Institute of Molecular Medicine, Beijing Key Laboratory of Cardiometabolic Molecular Medicine, College of Future Technology, Peking University, Beijing 100871, China.
Institute of Molecular Medicine, Beijing Key Laboratory of Cardiometabolic Molecular Medicine, College of Future Technology, Peking University, Beijing 100871, China; Peking-Tsinghua Center for Life Sciences, Peking University, Beijing 100871, China.
Cell Metab. 2022 Sep 6;34(9):1325-1341.e6. doi: 10.1016/j.cmet.2022.07.011. Epub 2022 Aug 16.

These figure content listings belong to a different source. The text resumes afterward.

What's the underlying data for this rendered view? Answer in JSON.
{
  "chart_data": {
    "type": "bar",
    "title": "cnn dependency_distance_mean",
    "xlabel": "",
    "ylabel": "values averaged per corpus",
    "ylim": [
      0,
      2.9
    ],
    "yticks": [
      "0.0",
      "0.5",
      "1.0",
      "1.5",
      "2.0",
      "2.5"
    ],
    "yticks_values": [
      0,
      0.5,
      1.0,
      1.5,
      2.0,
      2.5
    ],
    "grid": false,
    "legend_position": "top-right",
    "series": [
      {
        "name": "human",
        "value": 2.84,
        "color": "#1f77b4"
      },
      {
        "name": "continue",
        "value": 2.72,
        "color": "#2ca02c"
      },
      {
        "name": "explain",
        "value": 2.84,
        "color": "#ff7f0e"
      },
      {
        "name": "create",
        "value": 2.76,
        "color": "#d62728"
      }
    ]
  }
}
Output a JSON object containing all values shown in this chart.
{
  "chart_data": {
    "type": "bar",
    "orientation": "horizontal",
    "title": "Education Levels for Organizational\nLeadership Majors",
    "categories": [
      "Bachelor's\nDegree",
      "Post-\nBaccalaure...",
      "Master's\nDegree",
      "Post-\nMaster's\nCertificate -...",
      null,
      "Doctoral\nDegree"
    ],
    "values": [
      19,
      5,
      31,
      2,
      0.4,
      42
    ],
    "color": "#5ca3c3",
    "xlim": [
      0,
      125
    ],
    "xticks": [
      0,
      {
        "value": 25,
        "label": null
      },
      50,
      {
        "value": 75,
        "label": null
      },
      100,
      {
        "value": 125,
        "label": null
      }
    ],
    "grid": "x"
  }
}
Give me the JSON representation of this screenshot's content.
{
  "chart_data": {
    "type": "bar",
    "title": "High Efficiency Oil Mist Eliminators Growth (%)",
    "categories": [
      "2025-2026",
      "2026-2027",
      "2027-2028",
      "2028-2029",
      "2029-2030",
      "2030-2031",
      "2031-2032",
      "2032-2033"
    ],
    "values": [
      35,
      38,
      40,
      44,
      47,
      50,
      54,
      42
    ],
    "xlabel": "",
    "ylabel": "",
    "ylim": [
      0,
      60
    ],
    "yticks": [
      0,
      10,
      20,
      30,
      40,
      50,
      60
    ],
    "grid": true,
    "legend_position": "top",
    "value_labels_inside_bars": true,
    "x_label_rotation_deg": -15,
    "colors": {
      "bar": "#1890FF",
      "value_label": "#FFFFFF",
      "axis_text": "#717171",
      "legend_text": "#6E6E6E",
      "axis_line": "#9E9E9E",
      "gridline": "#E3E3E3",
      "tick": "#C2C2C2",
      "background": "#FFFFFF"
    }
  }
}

Uncoupling protein 1 (UCP1)-mediated adaptive thermogenesis protects mammals against hypothermia and metabolic dysregulation. Whether and how mitochondrial calcium regulates this process remains unclear. Here, we show that mitochondrial calcium uniporter (MCU) recruits UCP1 through essential MCU regulator (EMRE) to form an MCU-EMRE-UCP1 complex upon adrenergic stimulation. This complex formation increases mitochondrial calcium uptake to accelerate the tricarboxylic acid cycle and supply more protons that promote uncoupled respiration, functioning as a thermogenic uniporter. Mitochondrial calcium uptake 1 (MICU1) negatively regulates thermogenesis probably through inhibiting thermogenic uniporter formation. Accordingly, the deletion of Mcu or Emre in brown adipocytes markedly impairs thermogenesis and exacerbates obesity and metabolic dysfunction. Remarkably, the enhanced assembly of the thermogenic uniporter via Micu1 knockout or expressing linked EMRE-UCP1 results in opposite phenotypes. Thus, we have uncovered a "thermoporter" that provides a driving force for the UCP1 operation in thermogenesis, which could be leveraged to combat obesity and associated metabolic disorders.
解偶联蛋白 1(UCP1)介导的适应性产热可保护哺乳动物免受体温过低和代谢失调的影响。线粒体钙是否以及如何调节这一过程尚不清楚。在这里,我们表明,线粒体钙单向转运蛋白(MCU)通过必需的 MCU 调节剂(EMRE)募集 UCP1,在肾上腺素刺激下形成 MCU-EMRE-UCP1 复合物。这种复合物的形成增加了线粒体钙摄取,以加速三羧酸循环并提供更多质子,促进解偶联呼吸,作为产热单向转运蛋白发挥作用。线粒体钙摄取 1(MICU1)通过抑制产热单向转运蛋白的形成来负调节产热。因此,棕色脂肪细胞中 Mcu 或 Emre 的缺失会显著损害产热作用,并加剧肥胖和代谢功能障碍。值得注意的是,通过 Micu1 敲除或表达连接的 EMRE-UCP1 增强产热单向转运蛋白的组装会导致相反的表型。因此,我们发现了一种“热载体”,为 UCP1 在产热中的作用提供了驱动力,这可能被利用来对抗肥胖和相关的代谢紊乱。